El sol salía en un hermoso amanecer el día en que Marisa
vistió su cuerpo con un ceñido pantalón corto beige, y una estampada camisa
blanca. Siempre le había gustado ser algo cuca, y de ahí su gusto por el diseño
de bolsos.
El sol ya se había alzado lanzando la luz del mediodía cuando
ella, subida en el bote de recreo que la conducía los días de mar calma a
tranquilos paseos con su pequeño Julio, un chiquillo aprendiendo a descubrir
dónde estaba el norte en la vida, se atusó la melena rubia y, en un repente
desesperado, miró al marítimo horizonte. Suspiraba y emergía de ella una
profunda reflexión ¿qué hago? Entonces, empezó a ser consciente de la
respuesta: se había centrado en su trabajo y la educación del pequeño hasta tal
punto que se había quedado sin márgenes para una vida propia. El estímulo de la
ilusión en una nueva pareja, el circo de las amistades. Suspiraba por salir,
por viajar, necesitaba renovar el sentimiento del tacto ajeno hacia su piel.
Llegada a casa, era la hora del almuerzo. Dejó al niño
comiendo y no dudó en acercarse a la parcela de su vecino Miguel, fotógrafo de
profesión, quien se prestó a escuchar su plan. Bella de por sí, se hizo unas
fotografías en su bonito jardín, sin miedo a lucir, con un significado
renovado, sus sugerentes piernas. Luego, dejaron al niño jugando bajo los
cuidados de la empleada de hogar de aquel oportuno caballero y se fueron en el
jeep de él a una cala, donde Marisa se soltó levemente el cabello que había
recogido en una trenza, resultando de ello un moldeado algo desenfadado que
mostraba su bonita espalda, ocultando como en todas las fotos un rostro que se
convertiría en enigma, y finalmente, cuando la tarde ya declinaba, tomaron el
camino de vuelta.
Con el pequeño jugando feliz ante ella en el salón, Marisa se
puso a mirar las fotos en el ordenador. Luego, redactó unas líneas bien
meditadas, un mensaje claro que definiera su perfil y aquello que buscaba
encontrar. Y colgó lo uno y lo otro en un tablón de anuncios en internet.
Las respuestas oscilaron de lo soez a un estimulante tacto.
Inundada de mensajes, optó por hacer una criba curricular, y finalmente se
quedó con dos hombres a quienes ofreció la posibilidad de conocerse el fin de
semana. Con uno, quedó el viernes en una céntrica pizzería. Conversaron
amigablemente acompañados de un buen vino, y todo fluyó bastante bien. Sintió
que aquel hombre podría aportarle la ilusión que buscaba recuperar, y con
suerte despertarle el gusanillo que, una vez, le despertara su exmarido. Se
despidieron y quedaron en llamarse al entrar la semana.

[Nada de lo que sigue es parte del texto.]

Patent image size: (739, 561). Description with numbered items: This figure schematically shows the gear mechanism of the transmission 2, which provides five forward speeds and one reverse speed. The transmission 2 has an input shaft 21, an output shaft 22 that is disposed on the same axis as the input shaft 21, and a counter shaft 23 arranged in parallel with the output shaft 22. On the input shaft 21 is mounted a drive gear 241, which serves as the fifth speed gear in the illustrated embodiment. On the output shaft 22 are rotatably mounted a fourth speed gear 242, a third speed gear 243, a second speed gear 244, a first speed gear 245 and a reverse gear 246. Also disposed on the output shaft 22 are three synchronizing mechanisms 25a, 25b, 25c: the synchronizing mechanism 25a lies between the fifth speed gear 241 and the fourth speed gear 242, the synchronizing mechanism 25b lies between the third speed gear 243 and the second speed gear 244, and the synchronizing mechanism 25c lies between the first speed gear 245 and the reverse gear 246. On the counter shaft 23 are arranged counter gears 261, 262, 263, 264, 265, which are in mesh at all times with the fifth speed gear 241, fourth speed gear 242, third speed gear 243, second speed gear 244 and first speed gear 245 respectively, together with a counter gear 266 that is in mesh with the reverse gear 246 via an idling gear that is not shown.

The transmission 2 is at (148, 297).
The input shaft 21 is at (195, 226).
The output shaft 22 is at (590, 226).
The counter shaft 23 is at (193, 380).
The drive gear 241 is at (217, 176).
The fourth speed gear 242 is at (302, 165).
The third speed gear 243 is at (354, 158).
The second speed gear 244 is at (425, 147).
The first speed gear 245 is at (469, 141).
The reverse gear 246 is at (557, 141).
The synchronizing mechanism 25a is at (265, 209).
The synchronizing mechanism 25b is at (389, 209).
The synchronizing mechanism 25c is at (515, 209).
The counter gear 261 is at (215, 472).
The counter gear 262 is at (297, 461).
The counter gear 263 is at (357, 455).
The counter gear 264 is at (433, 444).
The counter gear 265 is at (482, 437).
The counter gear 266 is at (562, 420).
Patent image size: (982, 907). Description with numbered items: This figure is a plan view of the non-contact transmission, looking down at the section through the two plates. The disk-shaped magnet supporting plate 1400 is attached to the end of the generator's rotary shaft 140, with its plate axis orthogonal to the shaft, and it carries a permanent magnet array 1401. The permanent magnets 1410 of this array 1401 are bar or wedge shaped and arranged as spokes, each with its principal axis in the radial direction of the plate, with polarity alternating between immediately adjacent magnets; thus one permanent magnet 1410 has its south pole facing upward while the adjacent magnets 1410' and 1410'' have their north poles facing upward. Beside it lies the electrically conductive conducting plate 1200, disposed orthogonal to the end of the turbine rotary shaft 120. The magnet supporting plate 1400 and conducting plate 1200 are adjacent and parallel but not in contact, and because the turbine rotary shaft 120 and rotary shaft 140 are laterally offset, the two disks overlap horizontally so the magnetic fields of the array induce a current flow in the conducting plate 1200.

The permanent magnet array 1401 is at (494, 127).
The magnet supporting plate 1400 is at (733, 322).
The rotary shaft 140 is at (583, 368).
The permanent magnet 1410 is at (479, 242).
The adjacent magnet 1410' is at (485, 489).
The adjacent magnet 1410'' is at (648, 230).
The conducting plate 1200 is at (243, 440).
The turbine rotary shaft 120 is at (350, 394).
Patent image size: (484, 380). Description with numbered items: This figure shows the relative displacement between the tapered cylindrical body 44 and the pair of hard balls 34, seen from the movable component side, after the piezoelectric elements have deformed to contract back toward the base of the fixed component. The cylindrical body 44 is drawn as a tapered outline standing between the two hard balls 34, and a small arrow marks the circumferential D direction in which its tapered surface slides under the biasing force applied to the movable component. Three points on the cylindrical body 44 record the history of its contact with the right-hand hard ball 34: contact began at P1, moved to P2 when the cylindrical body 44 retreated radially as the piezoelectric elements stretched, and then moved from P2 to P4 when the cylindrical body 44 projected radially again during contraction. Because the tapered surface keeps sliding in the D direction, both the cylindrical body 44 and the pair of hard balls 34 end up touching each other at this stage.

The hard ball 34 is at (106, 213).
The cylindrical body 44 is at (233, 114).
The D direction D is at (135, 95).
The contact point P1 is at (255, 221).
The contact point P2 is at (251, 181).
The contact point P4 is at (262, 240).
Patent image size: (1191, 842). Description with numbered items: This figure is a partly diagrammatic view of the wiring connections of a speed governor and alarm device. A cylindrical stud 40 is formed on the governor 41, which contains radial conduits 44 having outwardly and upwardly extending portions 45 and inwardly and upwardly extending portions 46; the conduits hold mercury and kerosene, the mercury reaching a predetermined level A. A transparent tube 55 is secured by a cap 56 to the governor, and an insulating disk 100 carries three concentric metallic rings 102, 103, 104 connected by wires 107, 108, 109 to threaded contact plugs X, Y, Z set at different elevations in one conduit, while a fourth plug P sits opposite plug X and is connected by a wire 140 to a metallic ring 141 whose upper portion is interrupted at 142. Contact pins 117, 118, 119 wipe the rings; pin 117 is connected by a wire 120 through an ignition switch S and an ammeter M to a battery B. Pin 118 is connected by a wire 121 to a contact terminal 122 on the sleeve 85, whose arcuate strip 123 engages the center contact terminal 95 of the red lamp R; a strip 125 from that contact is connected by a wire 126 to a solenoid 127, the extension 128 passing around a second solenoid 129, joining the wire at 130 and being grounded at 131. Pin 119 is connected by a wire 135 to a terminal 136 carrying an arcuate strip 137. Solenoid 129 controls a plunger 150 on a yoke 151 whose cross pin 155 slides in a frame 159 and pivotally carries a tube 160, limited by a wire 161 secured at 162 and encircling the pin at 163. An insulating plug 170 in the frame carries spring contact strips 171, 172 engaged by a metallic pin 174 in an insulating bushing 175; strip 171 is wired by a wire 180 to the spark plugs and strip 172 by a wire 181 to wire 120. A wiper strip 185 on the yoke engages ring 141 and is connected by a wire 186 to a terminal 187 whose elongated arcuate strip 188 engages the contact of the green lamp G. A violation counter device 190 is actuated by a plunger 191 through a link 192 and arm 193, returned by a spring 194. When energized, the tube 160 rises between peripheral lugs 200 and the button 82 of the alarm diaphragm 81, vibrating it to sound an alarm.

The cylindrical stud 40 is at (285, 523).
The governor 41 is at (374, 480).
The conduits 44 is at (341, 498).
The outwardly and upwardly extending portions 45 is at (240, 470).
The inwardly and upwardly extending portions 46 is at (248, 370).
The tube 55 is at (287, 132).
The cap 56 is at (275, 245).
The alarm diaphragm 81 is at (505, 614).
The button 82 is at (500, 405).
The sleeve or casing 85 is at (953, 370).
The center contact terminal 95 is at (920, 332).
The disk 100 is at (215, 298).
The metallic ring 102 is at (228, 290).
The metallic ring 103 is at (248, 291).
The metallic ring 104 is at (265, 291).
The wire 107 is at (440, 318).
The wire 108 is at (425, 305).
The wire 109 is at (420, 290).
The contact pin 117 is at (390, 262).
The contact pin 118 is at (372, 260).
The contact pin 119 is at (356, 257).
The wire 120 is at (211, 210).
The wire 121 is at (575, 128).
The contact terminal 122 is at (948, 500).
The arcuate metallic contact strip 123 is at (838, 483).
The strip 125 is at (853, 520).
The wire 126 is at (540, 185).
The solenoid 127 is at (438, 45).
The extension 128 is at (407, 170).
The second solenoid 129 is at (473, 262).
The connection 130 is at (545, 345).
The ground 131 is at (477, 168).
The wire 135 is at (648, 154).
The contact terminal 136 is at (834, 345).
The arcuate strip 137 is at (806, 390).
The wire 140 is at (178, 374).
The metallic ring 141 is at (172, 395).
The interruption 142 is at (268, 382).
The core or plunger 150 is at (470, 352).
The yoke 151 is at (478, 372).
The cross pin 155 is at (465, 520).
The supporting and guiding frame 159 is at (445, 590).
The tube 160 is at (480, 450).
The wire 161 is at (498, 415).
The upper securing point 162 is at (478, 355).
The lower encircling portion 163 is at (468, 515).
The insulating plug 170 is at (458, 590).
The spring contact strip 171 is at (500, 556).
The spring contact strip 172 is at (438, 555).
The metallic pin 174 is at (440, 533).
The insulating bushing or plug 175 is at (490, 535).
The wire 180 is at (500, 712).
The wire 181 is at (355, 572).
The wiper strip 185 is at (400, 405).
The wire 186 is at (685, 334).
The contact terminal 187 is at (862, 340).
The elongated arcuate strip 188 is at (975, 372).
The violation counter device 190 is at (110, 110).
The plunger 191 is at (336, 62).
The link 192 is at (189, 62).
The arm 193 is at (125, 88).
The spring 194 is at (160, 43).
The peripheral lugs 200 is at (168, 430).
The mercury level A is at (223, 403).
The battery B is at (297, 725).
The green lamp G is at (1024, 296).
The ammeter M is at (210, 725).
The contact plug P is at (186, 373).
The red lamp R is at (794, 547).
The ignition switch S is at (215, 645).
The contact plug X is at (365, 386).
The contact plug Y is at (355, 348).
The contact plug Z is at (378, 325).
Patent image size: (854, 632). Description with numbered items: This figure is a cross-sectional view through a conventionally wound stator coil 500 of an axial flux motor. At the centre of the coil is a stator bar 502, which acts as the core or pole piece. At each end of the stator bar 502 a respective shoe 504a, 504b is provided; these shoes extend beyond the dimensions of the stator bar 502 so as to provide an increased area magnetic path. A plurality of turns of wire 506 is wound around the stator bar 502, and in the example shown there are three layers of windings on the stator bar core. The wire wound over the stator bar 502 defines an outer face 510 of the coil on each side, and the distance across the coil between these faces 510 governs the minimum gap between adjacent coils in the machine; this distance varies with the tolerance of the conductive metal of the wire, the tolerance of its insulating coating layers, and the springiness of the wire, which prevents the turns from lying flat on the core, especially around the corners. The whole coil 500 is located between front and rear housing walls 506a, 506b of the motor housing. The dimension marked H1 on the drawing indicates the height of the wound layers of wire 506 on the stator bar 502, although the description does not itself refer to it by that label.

El sábado fue diferente: su pequeño pasaba la noche junto a
su tía y sus primos, mientras mamá, decidida ya, buscaba un canguro de
confianza. Entonces, sin embargo, no iba tan convencida a su cita, y fue lo
suficientemente precavida como para no empezar por una cena: quedaron en un bar
de copas. Él apareció con una cazadora de piel sobre una elegante camisa azul
marino y pantalones vaqueros de color marrón. Daban firmeza a sus pasos unos
zapatos negros. Se sentaron en una mesa, tras intercambiar unas miradas, unas
palabras, unos gestos, acogidos por el aura de la música chill out. Iba
cavilando ella, en su subjetiva comparativa entre el hombre que tenía delante y
quien la acompañó la víspera. No pasaron de la segunda copa, pero la
conversación se dilató hasta que cerraron el pub. Entonces, al salir, un
trivial comentario de él cuando les había invadido la relajación del día que se
despedía, le entró como una descarga que encendiera su llama interior. Se
sintió afortunada al caer en la cuenta de que, aquel caballero, había hecho
aletear de nuevo mariposas en su vientre.